Pourtant c’est bien le mystérieux œuf récupéré à ses côtés, grandissant à vue d’œil et donnant naissance à une créature envahissante, prête à tout pour protéger celle qui lui est venue en aide, qui va enclencher chez Tinja une transformation de fond. Symboliquement caché dans le ventre d’un ours en peluche rose (un signe extérieur d’innocence), cet œuf devient une belle parabole sur l'affirmation de soi et la perte de l’innocence, le personnage étant mis de manière abrupte face aux arrangements incessants du monde adulte, la mère allant même jusqu’à la mettre dans certaines confidences dont elle se serait bien passé. Car derrière la façade d'une famille type (un papa, une maman, une fille, un fils) vivant dans son lotissement boisé tranquille, se cachent finalement bien des compromissions.

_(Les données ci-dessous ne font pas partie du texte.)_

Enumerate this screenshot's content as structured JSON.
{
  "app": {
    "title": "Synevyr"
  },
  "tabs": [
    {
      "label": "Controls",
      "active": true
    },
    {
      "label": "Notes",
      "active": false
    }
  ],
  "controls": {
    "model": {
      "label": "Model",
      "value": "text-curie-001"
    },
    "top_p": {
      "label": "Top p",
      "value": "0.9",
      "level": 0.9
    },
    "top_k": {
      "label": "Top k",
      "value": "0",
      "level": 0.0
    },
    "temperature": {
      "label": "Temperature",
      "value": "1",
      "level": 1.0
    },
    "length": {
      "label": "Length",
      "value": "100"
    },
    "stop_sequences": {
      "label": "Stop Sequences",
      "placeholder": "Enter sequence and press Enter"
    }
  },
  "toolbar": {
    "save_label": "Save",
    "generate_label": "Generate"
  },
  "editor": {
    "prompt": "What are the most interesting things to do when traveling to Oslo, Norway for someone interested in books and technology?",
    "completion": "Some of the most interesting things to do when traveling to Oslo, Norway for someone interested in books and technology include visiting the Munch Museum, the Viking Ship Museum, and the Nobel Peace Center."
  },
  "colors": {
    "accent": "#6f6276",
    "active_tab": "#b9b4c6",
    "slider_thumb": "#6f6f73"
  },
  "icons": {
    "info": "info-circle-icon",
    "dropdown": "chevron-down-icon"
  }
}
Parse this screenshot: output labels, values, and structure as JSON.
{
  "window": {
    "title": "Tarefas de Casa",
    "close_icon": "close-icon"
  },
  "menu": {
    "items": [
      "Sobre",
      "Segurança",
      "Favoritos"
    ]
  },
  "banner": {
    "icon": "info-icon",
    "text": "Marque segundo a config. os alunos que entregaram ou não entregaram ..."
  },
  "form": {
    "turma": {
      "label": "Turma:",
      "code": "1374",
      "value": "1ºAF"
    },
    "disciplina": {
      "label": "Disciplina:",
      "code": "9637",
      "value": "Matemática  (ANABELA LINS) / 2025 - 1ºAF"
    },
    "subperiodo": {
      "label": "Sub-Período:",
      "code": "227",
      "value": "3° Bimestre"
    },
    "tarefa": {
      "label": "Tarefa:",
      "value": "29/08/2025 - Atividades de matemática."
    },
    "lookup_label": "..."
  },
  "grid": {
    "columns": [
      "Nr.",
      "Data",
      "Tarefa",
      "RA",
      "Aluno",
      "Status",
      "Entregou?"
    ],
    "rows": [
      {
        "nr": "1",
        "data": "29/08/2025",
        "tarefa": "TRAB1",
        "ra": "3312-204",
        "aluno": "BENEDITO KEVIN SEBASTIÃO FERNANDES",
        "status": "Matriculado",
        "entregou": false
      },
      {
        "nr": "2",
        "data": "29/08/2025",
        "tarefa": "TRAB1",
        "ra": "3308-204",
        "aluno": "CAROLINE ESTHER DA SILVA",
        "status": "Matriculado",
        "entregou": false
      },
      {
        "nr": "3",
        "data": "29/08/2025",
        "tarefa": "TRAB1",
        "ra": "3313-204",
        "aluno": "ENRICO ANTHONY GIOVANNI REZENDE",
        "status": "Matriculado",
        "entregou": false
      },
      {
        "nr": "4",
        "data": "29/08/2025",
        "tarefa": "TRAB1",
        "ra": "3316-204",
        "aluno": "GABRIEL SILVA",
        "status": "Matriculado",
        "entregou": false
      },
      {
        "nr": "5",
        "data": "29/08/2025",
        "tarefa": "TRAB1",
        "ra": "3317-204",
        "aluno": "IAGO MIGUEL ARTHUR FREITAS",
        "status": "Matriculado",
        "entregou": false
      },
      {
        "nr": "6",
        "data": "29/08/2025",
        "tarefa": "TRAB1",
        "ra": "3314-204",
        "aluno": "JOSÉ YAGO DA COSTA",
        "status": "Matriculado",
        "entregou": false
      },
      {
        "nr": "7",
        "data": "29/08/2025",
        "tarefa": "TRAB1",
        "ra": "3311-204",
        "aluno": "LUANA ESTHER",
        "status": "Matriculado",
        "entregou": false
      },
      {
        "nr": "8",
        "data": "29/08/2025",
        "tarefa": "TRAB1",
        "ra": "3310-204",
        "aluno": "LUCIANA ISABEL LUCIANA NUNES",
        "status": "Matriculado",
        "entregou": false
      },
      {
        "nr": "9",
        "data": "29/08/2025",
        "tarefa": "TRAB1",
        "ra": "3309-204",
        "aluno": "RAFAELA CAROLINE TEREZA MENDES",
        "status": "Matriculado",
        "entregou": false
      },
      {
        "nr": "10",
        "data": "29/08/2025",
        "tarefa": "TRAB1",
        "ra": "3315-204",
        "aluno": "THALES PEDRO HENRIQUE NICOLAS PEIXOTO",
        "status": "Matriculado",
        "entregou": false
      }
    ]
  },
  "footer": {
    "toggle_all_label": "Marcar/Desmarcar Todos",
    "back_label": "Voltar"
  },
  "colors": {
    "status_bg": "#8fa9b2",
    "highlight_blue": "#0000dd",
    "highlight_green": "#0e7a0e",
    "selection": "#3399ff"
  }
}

Usant de principes de mise en scène propres à créer l’inquiétude ou les sursauts (une éclosion observée depuis une armoire, utilisant le miroir comme filtre avec une réalité effrayante...), Hanna Bergholm s’amuse également avec la répulsion provoquée par la créature aussi bien en terme d’apparence (squelettique, décharnée, déplumée, à la dentition anarchique…) que de comportement (elle mange notamment le vomit de sa protectrice… autre symbole de ce qui est « dur à avaler » et dont elle se serait bien débarassé). Elle manie aussi avec un certain aplomb un humour noir très nordique (le père ému face à des traces de sang... qu’il prend pour les premières règles de sa fille). Centré sur le thème du monstre qui n'est peut-être pas forcément celui qu'on croit, "Egō" parvient à traiter à la fois d'égoïsme et d'opportunisme, du jeu des apparences et de la transmission, mais aussi de l’aspect ultra compétitif du monde dans lequel sont contraints d’entrer les adolescents. Alors aucune hésitation, découvrez comment le monde guimauve de Tinja se fissurera peu à peu, à l'image de la coquille de cet œuf qui grossit chaque jour au début de ce séduisant long métrage, reparti du Festival de Gérardmer 2022 avec le très convoité Grand Prix, mais aussi le Prix du jury jeunes.